In both forms of conditioning, discrimination means learning not to generalize. In operant conditioning, though, what is not being overgeneralized is the operant behavior. If I am a student who is being complimented (reinforced) for contributing to discussions, I must also learn to discriminate when to make verbal contributions from when not to make verbal contributions such as when classmates or the teacher are busy with other tasks. In respondent conditioning, what are not being overgeneralized are the conditioned stimuli that elicit the conditioned response. If I, as a student, learn to associate the mere sight of a smiling teacher with my own happy, contented behavior, then I also have to learn not to associate this same happy response with similar, but slightly different sights, such as a teacher looking annoyed.

In both forms of conditioning, the schedule of reinforcement refers to the pattern or frequency by which “something” is paired with “something else”. In operant conditioning, what is being paired is the pattern by which reinforcement is linked with the operant. If a teacher praises me for my work, does she do it every time, or only sometimes? Frequently or only once in awhile? In respondent conditioning, however, the schedule in question is the pattern by which the conditioned stimulus is paired with the unconditioned stimulus. If I am student with Mr Horrible as my teacher, does he scowl every time he is in the classroom, or only sometimes? Frequently or rarely?

Behavioral psychologists have studied schedules of reinforcement extensively (for example, Ferster, et al., 1997; Mazur, 2005), and found a number of interesting effects of different schedules. For teachers, however, the most important finding may be this: partial or intermittent schedules of reinforcement generally cause learning to take longer, but also cause extinction of learning to take longer. This dual principle is important for teachers because so much of the reinforcement we give is partial or intermittent. Typically, if I am teaching, I can compliment a student a lot of the time, for example, but there will inevitably be occasions when I cannot do so because I am busy elsewhere in the classroom. For teachers concerned both about motivating students and about minimizing inappropriate behaviors, this is both good news and bad. The good news is that the benefits of my praising students' constructive behavior will be more lasting, because they will not extinguish their constructive behaviors immediately if I fail to support them every single time they happen. The bad news is that students' negative behaviors may take longer to extinguish as well, because those too may have developed through partial reinforcement. A student who clowns around inappropriately in class, for example, may not be “supported” by classmates' laughter every time it happens, but only some of the time. Once the inappropriate behavior is learned, though, it will take somewhat longer to disappear even if everyone both teacher and classmates make a concerted effort to ignore (or extinguish) it.
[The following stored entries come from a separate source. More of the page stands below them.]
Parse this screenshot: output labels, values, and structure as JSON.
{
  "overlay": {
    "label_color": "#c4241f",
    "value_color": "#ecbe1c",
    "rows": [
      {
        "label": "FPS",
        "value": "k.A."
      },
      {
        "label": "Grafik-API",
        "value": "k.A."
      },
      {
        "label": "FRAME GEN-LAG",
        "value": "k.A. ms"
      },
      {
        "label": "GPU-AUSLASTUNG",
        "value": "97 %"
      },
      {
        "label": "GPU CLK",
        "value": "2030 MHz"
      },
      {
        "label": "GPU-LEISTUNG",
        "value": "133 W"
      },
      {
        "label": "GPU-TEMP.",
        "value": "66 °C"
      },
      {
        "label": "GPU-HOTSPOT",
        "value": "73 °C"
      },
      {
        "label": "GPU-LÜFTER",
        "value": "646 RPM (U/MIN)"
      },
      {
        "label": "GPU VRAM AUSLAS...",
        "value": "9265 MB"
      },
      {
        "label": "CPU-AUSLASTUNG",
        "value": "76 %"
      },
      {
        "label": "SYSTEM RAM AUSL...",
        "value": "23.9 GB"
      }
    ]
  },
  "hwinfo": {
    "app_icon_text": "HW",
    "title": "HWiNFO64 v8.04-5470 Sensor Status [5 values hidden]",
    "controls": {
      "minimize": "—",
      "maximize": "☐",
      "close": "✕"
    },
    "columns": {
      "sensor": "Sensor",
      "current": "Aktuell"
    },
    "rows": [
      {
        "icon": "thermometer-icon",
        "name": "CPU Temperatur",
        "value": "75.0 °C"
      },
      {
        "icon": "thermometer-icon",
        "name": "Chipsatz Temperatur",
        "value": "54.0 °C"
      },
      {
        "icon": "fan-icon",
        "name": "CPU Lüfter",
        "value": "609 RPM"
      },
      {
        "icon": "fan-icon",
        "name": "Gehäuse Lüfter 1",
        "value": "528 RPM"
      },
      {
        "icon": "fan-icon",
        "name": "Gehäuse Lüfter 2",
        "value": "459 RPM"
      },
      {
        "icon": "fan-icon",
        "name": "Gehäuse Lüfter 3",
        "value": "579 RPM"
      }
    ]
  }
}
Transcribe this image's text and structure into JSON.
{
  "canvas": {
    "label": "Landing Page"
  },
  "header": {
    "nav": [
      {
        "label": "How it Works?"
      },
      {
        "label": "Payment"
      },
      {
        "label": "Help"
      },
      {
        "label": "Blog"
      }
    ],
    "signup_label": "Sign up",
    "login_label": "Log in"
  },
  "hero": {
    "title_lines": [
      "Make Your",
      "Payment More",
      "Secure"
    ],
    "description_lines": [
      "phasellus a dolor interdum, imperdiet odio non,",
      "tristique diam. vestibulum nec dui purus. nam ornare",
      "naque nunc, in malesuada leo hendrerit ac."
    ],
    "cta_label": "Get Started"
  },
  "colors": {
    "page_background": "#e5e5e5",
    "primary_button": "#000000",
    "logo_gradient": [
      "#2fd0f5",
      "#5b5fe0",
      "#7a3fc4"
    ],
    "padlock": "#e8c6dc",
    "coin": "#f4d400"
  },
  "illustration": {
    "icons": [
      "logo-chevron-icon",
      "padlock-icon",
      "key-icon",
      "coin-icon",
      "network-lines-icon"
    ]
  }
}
Finally, behavioral psychologists have studied the effects of cues. In operant conditioning, a cue is a stimulus that happens just prior to the operant behavior and that signals that performing the behavior may lead to reinforcement. Its effect is much like discrimination learning in respondent conditioning, except that what is “discriminated” in this case is not a conditioned behavior that is re ex-like, but a voluntary action, the operant. In the original conditioning experiments, Skinner's rats were sometimes cued by the presence or absence of a small electric light in their cage. Reinforcement was associated with pressing a lever when, and only when, the light was on. In classrooms, cues are sometimes provided by the teacher or simply by the established routines of the class. Calling on a student to speak, for example, can be a cue that if the student does say something at that moment, then he or she may be reinforced with praise or acknowledgment. But if that cue does not occur if the student is not called on speaking may not be rewarded. In more everyday, non-behaviorist terms, the cue allows the student to learn when it is acceptable to speak, and when it is not.